Después supe por la mucama que la asiste que, cada vez que ella entra con la bandeja de la comida o cuando acude a su llamado, la habitación está muy fría y en estado de total desorden. Ah, y lo peor, que casi siempre encuentran a la señora semidesnuda, con el camisón o las ropas desgarradas. ¿Qué me dice a esto, Padre? ¿No tengo razón acaso para sospechar que en esa casa ocurren cosas fuera de lo normal? ¿Usted podría hacer algo?...
-Bien. Ahora que ya tengo un panorama general de la situación, le prometo que haré todo lo que esté a mi alcance. Así que mañana por la mañana Dios mediante, estaré por allá. Y trate de mantenerse tranquila. Hasta mañana, señorita Julia.
Era casi la noche de ese mismo día cuando el médico se retiró de la estancia apresuradamente para pedir consulta con un médico de la capital.
Mientras, la enferma se arrastró hasta el espejo de su tocador y esta vez su imagen la espantó. Observó con ojo crítico su pelo opaco y estropajoso y sus manos que le temblaban sin control, en tanto se repetía una y otra vez que se iría lejos… que intentaría prescindir de esas visitas que le daban tanto placer y horror, que huiría cuando pudiera de ese perverso niño que siempre la estaba acosando con esos ojos… esos ojos… De pronto, algo se conectó en su mente embotada. Algo que la sacudió como una descarga de alto voltaje. Esos ojos… los mismos que la perseguían obsesivamente en sus delirios… ojos como abismos… como si otros ojos malignos habitaran dentro de ellos. Acechando. Esperando…
El dolor le taladró las sienes con saña, le recorrió a lo largo de la médula como un siseo ardiente y cuando intentó incorporarse y dar un paso sus piernas ya no le respondieron. A duras penas atrapó el frasco de la mesita de noche. Se tragó varias cápsulas, sabiendo que era una sobredosis, pero ya no le importó.

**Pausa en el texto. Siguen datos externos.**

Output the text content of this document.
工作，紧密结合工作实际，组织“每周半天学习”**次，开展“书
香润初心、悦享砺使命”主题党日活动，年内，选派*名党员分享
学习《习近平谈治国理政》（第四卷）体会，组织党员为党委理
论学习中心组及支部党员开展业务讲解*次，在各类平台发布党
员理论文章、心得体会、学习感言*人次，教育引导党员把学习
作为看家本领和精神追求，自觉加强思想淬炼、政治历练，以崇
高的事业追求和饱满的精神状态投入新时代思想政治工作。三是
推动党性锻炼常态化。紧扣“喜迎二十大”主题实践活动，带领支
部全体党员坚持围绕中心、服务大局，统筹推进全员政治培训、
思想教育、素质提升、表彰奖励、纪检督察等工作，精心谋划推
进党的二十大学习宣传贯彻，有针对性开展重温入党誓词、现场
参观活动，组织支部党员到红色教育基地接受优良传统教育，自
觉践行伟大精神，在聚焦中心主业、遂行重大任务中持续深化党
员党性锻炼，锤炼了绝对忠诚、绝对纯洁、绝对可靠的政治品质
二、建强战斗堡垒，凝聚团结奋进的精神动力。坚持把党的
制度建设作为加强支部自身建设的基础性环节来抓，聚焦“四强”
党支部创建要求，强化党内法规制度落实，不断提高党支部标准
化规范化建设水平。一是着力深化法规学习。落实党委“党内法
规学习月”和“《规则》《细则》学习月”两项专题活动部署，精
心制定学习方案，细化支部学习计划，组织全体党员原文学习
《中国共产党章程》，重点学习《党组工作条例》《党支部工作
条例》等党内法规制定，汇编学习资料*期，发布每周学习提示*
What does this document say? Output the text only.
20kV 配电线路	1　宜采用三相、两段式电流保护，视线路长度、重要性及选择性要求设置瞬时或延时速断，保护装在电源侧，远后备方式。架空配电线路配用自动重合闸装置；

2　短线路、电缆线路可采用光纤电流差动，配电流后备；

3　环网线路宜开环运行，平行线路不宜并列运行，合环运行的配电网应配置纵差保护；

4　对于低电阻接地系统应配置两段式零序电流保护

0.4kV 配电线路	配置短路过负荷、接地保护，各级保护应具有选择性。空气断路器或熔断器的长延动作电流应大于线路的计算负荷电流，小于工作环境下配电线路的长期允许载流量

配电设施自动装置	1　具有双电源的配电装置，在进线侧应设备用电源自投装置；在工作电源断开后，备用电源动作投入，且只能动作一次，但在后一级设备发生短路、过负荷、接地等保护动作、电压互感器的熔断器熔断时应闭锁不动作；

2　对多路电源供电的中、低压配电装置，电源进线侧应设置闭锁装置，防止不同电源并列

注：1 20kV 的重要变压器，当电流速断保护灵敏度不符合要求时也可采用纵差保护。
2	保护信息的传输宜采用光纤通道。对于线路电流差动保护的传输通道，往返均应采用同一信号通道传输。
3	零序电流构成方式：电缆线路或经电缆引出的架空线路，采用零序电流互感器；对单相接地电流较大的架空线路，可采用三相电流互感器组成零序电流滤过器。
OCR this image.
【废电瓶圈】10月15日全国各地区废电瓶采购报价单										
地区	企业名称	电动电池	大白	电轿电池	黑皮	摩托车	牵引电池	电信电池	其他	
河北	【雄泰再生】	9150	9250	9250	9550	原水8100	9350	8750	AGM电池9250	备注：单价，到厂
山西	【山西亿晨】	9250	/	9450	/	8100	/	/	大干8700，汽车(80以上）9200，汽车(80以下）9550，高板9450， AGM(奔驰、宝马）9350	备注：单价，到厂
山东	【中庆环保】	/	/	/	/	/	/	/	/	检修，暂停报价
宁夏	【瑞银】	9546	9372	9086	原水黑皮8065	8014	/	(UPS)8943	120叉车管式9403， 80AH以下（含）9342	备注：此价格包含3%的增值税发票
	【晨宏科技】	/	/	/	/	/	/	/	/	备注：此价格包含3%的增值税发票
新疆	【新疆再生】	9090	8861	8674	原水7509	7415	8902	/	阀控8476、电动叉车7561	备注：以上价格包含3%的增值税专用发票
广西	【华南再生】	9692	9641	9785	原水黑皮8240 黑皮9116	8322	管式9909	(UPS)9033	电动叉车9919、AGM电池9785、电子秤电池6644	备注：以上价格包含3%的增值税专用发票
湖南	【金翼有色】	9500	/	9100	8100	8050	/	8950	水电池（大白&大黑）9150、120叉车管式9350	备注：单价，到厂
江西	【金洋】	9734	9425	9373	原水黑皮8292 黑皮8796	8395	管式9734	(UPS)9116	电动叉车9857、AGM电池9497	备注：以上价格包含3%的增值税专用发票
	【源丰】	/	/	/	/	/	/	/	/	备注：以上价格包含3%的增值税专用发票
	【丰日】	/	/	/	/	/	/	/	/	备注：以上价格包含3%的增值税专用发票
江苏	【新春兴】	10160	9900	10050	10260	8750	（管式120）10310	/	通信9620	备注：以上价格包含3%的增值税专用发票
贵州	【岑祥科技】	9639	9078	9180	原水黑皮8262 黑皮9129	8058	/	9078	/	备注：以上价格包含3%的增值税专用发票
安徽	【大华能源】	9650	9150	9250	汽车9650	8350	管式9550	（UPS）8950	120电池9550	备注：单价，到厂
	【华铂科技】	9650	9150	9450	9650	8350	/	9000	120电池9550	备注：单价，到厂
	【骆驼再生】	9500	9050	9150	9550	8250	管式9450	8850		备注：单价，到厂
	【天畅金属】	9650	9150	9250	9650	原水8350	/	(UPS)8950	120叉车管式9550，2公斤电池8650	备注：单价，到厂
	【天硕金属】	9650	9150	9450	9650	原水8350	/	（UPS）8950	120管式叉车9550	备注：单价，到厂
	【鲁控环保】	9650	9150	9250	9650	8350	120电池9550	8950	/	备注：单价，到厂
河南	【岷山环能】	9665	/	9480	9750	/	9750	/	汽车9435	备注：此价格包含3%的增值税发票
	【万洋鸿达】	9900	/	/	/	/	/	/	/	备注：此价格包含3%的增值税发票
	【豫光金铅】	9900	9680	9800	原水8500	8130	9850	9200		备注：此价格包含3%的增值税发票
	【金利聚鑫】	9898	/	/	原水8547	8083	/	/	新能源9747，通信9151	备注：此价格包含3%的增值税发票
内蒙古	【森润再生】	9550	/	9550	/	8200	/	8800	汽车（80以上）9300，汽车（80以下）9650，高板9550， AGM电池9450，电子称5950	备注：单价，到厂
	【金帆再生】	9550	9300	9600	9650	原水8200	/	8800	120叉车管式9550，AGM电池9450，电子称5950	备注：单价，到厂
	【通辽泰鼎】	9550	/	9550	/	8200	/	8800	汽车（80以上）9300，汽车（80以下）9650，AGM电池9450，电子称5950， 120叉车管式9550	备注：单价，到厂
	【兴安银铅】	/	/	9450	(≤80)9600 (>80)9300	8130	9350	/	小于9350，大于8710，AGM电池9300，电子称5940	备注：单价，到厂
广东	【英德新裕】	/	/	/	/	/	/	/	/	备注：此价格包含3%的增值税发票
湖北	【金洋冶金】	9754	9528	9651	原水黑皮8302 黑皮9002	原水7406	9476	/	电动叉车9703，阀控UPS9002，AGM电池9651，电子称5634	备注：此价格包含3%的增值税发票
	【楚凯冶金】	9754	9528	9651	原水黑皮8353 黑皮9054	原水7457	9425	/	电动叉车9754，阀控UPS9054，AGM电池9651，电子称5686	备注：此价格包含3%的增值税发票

Ahora flotaba en medio de algo indefinible rodeada de colores brillantes nunca vistos. Todo era tan mullido… tan suave… Se sintió hermosa y deseable y otra vez percibió la placentera calidez de ese cuerpo que la requería. Lo sintió a través de la tela de su vestida, en la nuca, en los hombros… en todo su cuerpo que vibraba esperando… hasta que vio sus manos velludas con uñas como garfios.
Entonces el horror palpitó en sus sienes y en la base de su garganta con fuerza ciega y salvaje, amenazando soltar los tendones de su cuello. Mientras la sangre bullía enloquecida dentro de su cabeza, bombeando detrás de sus ojos. El pecho y la espalda palpitaban descontrolados buscando un poco de aire sin conseguirlo. Intentó gritar. Huir. Salir de la pesadilla. Pero esta vez no era una pesadilla. Esta vez ni siquiera logró mover un dedo. Ni pestañear. Ni apartar la mirada de esos ojos crueles, como brasas…
Esta vez él se quitó el enorme sombrero y le sonrió.
Fue cuando el corazón de ella se detuvo.
La mucama le llevó el desayuno sobre el mediodía, y la encontró caída de bruces junto a la cama, con los ojos desorbitados por el espanto, la ropa hecha jirones y el cuerpo lacerado.
El médico, más tarde confirmó su diagnóstico de un caso de locura irreversible.
Mientras la casa todavía se hallaba convulsionada por el trágico suceso, Luisito salió al patio y desapareció en medio de la siesta reverberante de sol.